Una de las virtudes de nuestra Constitución de 1917 fue incorporar el sentir de los derechos sociales. A diferencia de los derechos de propiedad, el avance posrevolucionario llevó a generar instituciones encargadas de ofrecer al gobernado el derecho a la protección de la salud.
Así el 19 de enero de 1943 se crea el Instituto Mexicano del Seguro Social (IMSS) para trabajadores del sector privado, y el 30 de diciembre de 1959 el Instituto de Seguridad y Servicios Sociales de los Trabajadores del Estado (ISSSTE) para trabajadores del sector público federal. No es ocioso recalcar la diferencia entre los derechohabientes de uno y otro instituto, puesto que la loable intención de proteger a los empleados, generó una distinción basada en los trabajos o el tipo de patrón (público o privado). Lo que es más, se dejó fuera a muchos individuos.
Los sindicatos, por naturaleza, defienden a sus agremiados, no necesariamente a los afiliados, y aunque en el mejor de los casos así fuera, definitivamente no defienden a quienes no son ni agremiados ni afiliados. Para ellos se creó la Protección Social en Salud (Seguro Popular), cuyo catálogo de enfermedades y urgencias no cubiertas es muy vasto.
El Estado no garantiza de igual forma la protección a la salud para cualquier persona. De hecho, la ambición de hacer de nuestra Revolución un conjunto de grandes instituciones, no contemplaba lo difícil que sería mantenerlas con un crecimiento poblacional extraordinario.
El sistema actual genera una discriminación en la protección, toda vez que es difícil acceder a tan pocos hospitales, centros de salud y consultorios. Ya sea para rehabilitación, urgencia o por tipo de enfermedad, el mexicano derechohabiente no tiene garantizado el acceso a la institución que requiere.
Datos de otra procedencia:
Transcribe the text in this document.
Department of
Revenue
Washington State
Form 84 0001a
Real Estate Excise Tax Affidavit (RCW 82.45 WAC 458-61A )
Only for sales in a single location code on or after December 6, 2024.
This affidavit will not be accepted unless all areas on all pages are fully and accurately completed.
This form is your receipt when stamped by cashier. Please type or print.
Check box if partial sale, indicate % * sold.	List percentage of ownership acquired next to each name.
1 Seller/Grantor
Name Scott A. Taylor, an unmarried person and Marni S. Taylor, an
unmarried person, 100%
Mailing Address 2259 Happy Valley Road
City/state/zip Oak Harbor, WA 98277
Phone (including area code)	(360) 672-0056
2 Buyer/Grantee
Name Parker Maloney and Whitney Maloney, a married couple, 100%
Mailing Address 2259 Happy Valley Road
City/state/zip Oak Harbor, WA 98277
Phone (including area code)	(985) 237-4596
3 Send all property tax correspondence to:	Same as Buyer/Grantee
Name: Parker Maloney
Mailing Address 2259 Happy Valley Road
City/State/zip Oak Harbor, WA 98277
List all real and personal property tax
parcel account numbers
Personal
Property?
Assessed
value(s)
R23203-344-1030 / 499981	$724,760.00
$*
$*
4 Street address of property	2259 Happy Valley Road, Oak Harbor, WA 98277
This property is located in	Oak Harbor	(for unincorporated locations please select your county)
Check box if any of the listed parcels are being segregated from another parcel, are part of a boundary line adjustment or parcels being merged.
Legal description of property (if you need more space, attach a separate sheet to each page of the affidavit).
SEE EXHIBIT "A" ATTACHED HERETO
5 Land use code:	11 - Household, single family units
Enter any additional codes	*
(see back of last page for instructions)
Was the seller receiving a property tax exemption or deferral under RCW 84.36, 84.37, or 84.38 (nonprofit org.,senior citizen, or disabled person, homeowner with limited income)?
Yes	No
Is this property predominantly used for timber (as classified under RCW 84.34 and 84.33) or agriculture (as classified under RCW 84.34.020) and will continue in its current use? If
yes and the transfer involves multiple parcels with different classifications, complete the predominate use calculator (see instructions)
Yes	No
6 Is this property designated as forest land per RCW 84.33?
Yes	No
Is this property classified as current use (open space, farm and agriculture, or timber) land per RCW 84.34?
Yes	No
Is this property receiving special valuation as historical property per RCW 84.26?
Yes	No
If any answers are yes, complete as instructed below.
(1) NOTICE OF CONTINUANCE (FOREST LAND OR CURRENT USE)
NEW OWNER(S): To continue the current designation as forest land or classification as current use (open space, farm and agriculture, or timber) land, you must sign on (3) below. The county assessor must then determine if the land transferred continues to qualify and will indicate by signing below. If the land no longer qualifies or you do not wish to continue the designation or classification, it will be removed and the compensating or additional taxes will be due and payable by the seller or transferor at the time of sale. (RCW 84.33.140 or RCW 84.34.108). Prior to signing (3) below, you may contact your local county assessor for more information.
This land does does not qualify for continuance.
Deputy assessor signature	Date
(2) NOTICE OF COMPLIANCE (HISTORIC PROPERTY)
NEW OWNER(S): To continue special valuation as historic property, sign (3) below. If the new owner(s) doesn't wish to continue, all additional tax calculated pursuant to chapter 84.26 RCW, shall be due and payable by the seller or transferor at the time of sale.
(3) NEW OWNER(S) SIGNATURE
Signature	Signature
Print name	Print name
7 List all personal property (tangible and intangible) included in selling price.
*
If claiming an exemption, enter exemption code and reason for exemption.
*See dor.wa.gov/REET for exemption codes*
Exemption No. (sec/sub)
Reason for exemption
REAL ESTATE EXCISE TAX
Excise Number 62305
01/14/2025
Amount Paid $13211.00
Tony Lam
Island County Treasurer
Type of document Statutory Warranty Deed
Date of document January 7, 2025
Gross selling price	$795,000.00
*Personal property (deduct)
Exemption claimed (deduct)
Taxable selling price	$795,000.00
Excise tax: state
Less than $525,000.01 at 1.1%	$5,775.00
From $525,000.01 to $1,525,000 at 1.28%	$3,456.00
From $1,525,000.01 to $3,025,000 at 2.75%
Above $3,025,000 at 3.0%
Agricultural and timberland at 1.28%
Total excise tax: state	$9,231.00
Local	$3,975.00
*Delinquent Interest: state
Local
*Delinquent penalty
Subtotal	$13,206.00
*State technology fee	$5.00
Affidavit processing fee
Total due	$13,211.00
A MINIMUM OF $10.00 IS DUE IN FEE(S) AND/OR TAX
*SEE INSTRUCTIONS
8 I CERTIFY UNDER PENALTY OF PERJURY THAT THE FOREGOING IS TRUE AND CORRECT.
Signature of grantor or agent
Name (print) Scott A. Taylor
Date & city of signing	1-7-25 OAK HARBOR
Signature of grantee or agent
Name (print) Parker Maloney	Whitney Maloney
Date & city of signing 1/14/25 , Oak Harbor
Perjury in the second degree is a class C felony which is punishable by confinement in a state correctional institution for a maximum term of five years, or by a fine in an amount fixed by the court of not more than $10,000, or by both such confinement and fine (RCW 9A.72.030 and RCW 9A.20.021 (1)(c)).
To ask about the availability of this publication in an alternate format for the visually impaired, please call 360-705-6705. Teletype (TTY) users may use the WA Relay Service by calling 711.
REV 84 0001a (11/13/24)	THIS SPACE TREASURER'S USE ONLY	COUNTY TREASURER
Al sistema de salud pública se han sumado numerosos prestadores de servicios, desde los institutos estatales de seguridad social, hasta el DIF y un sinnúmero de hospitales generales. Al no pertenecer todos ellos a un sistema único, cada organismo solventa erogaciones que normalmente se encuentran fuera de su alcance. Así es como vemos nuevos hospitales sin especialistas o médicos, sin ambulancias, sin equipamiento o con un severo desgaste. Cada institución depende de algún nivel de gobierno distinto (federal, municipal o estatal), y cada una compra equipo o materiales y cobra de distinta forma por la atención. Además de que los titulares pueden ser nombrados y removidos por diversos aspectos, como el credo político o las pugnas sindicales.
Institucionalizar una revolución garantiza la existencia de un sistema, pero no necesariamente garantiza que el sistema obedezca al bien común. Las instituciones de seguridad social, además de salud, procuran otro tipo de prestaciones: recreativas, deportivas, culturales y hasta de vivienda, lo cual las involucra con otras dependencias ajenas a la salud.
Cada servidor público perteneciente a este gran Movimiento Ciudadano (primero y único en la historia del país) habremos de repensar este sistema sanitario, ya no desde una revolución convertida en grandes instituciones, sino desde la perspectiva del propio ciudadano. Cada uno de nosotros habremos de revisar los qués y los cómos de nuestro bando municipal, de nuestras leyes orgánicas municipales, de las leyes y reglamentos estatales o federales a fin de encaminarlas hacia una posible portabilidad y transferencia. Ése es el camino, es el único, es el del ciudadano. Aquella Revolución inacabada se debe continuar.